I then found this article here which further explained these forward and back links in respect of which are writeable and which are read-only, the example below referring to the linked attributes member/memberOf: Not going too deep into the technical details, there’s another thing we need to know when looking at group membership and forward- and backlinks: forward-links are writable and backlinks are read-only.
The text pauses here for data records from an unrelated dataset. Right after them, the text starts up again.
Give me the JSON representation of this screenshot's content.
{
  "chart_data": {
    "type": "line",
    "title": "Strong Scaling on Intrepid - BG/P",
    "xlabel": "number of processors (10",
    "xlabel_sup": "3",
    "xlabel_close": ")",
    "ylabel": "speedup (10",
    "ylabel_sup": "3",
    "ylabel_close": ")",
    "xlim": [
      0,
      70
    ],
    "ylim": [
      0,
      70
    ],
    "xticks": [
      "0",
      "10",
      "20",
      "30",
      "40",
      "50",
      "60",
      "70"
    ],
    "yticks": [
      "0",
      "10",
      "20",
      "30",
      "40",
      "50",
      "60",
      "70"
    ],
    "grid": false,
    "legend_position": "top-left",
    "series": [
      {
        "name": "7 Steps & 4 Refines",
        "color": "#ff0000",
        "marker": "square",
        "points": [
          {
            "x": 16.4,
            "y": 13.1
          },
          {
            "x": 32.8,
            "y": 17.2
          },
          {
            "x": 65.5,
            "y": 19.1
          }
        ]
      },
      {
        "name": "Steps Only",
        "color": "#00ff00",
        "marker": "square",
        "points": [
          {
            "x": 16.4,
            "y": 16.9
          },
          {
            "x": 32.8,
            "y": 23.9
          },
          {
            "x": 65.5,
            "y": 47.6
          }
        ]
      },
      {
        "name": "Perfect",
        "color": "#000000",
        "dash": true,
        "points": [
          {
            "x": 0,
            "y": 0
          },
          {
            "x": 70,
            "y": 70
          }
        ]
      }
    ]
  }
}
This means that only forward-links changed and the corresponding backlinks are computed automatically. That also means that only forward-links are replicated between DCs whereas backlinks are maintained by the DCs after that.
The take-out from this is the value in the forward-link can be updated, the member attribute in this case, but you cannot update the back-link memberOf. Back-links are always calculated automatically by the system whenever an attribute that is a forward-link is modified.
My final quest was to find the list of linked attributes without querying the Active Directory schema which then led me to this article here, which listed the common linked attributes:
There is further, deeper technical information about linked attributes such as “distinguished name tags” (DNT) and what is replicated between DCs versus what is calculated locally on a DC, which you can read in your own leisure in the articles listed throughout this blog. But I hope the summary is enough information on how they work.